Gaat het ook over racisme?

“Het is echt ook een kwestie van racisme. Er is een vrij sterk rechts racistisch discours in Frankrijk.”

Niet alleen in Frankrijk, toch?

“We moeten ook naar Europa kijken. Er zijn incidenten in België, in Duitsland, Italië, Spanje. Oké, dat zijn nog geïsoleerde gebeurtenissen, maar toch. Men is in heel Europa bezig een bipolaire samenleving te maken. De kansarmen, zonder diploma’s en zonder binding met de maatschappij, dat zijn jongeren! Er zijn ook ouderen, natuurlijk. Maar het zijn hoofdzakelijk jongeren. Anderzijds zien zij langs alle kanten de wereldwijde uitstalling van rijkdom, discussies over de derde en de vierde wereld.”

“Men is in heel Europa bezig een bipolaire samenleving te maken”

“Een kind in een voorstad vandaag, in tegenstelling tot twintig jaar geleden, ként zijn situatie. Ze zien alles op televisie. Alle dagen ziet hij wat er overal gebeurt, hoe het er overal aan toegaat.”

1968

“Er is een latente malaise in heel Frankrijk. Er zijn grote syndicale problemen. Het lijkt een beetje op de situatie zoals in ’68, behalve dat de problemen toen dieper lagen en vooral de middenklasse troffen. Nu zijn het echt de minst bevoorrechte klassen die getroffen worden.”

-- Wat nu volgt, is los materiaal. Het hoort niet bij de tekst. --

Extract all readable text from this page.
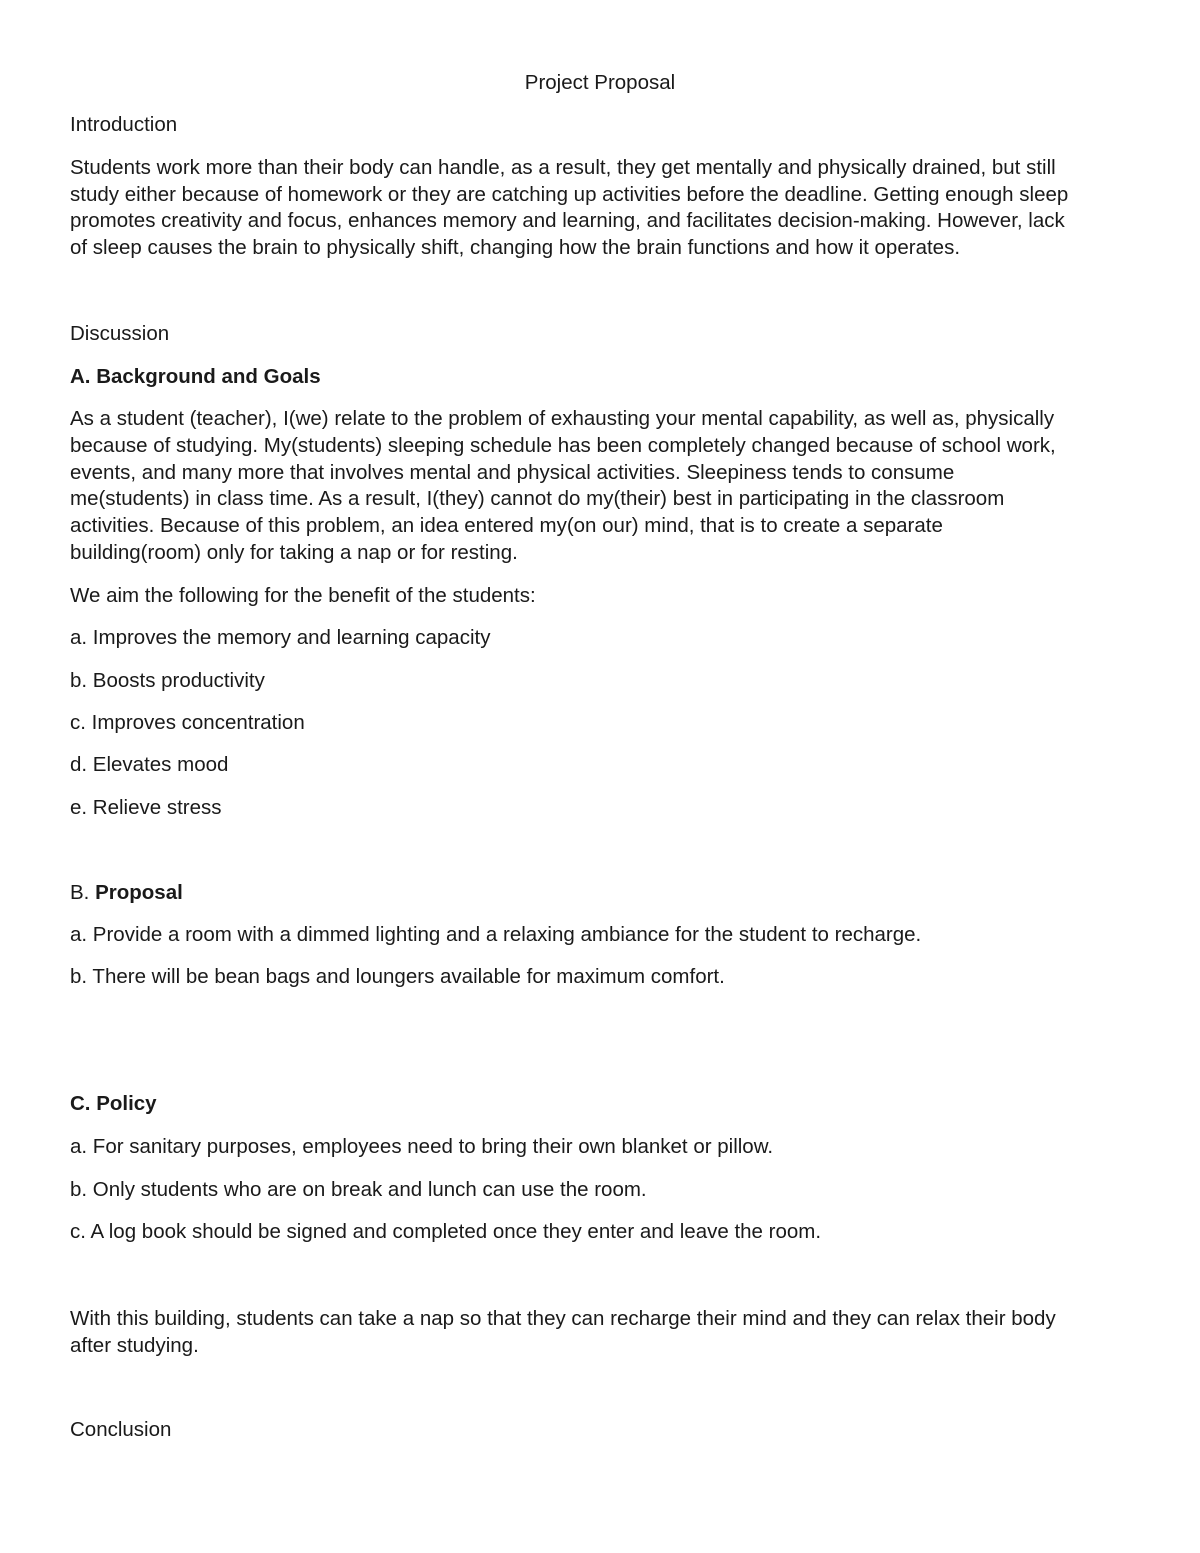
Project Proposal

Introduction

Students work more than their body can handle, as a result, they get mentally and physically drained, but still

study either because of homework or they are catching up activities before the deadline. Getting enough sleep

promotes creativity and focus, enhances memory and learning, and facilitates decision-making. However, lack

of sleep causes the brain to physically shift, changing how the brain functions and how it operates.

Discussion

A. Background and Goals

As a student (teacher), I(we) relate to the problem of exhausting your mental capability, as well as, physically

because of studying. My(students) sleeping schedule has been completely changed because of school work,

events, and many more that involves mental and physical activities. Sleepiness tends to consume

me(students) in class time. As a result, I(they) cannot do my(their) best in participating in the classroom

activities. Because of this problem, an idea entered my(on our) mind, that is to create a separate

building(room) only for taking a nap or for resting.

We aim the following for the benefit of the students:

a. Improves the memory and learning capacity

b. Boosts productivity

c. Improves concentration

d. Elevates mood

e. Relieve stress

B. Proposal

a. Provide a room with a dimmed lighting and a relaxing ambiance for the student to recharge.

b. There will be bean bags and loungers available for maximum comfort.

C. Policy

a. For sanitary purposes, employees need to bring their own blanket or pillow.

b. Only students who are on break and lunch can use the room.

c. A log book should be signed and completed once they enter and leave the room.

With this building, students can take a nap so that they can recharge their mind and they can relax their body

after studying.

Conclusion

“Daarnaast zijn er ook veel spanningen aan de universiteiten. We kunnen onze onderzoeken niet meer doen. Er zijn problemen met financiering. Het is niet onmogelijk dat er daar grote stakingen van komen.”

“De laatste vijf jaar overlegt deze regering met niemand meer. En dat probleem doet zich voor op alle domeinen en op alle niveaus.”

Moeten we bang zijn? Is het zo erg als het lijkt? Gisteren zei een collega dat dit het begin is van de stadsguerrilla…

“Dat geloof ik niet. We kunnen wel zeggen dat er een soort van mentale context van mondiaal geweld is, geweld dat niet beheerst wordt.”

“Deze jongeren hier zijn totaal niet gepolitiseerd. Ze eisen eigenlijk ook niets speciaals. Het is echt een wild appèl. Er zitten jongeren bij die heel erg verloren zijn, compleet radeloos.”

“Ze steken de auto van hun beste vriend in brand!”

Het lijkt wel zelfmoord!

“Dat is wat het zo gevaarlijk maakt, dat deze gebeurtenissen worden aangegrepen door rechts of door de islamisten, voor hun eigen doeleinden. Ik heb echter ook democratische gemeentebesturen aan het werk gezien, die de situatie in de hand namen, mensen inzetten om adviezen te geven, in de woonblokken de bewoners gingen bezoeken en met de jongeren en de minder jongeren praten. Op drie, vier dagen waren de problemen daar opgelost.”

U werkt al jaren aan preventie. Kunt u zeggen dat er effecten zijn?

“Niet genoeg. We zien dat in de V.S., in Engeland, Duitsland, Japan men dingen heeft opgezet die gedeeltelijk gelukt zijn omdat ze verschillende jaren konden volgehouden worden. In Frankrijk lukt dit niet. Ik heb verschillende colleges (Franse middelbare scholen) opgevolgd. Dat werkte: we hadden bepaalde middelen, het lukte om een verbinding te maken tussen school en buurt. Dat is iets wat broodnodig is!”

“Er zijn mensen nodig, geld, goede wil. Het is nodig om de jongeren te betrekken, om met hen te werken”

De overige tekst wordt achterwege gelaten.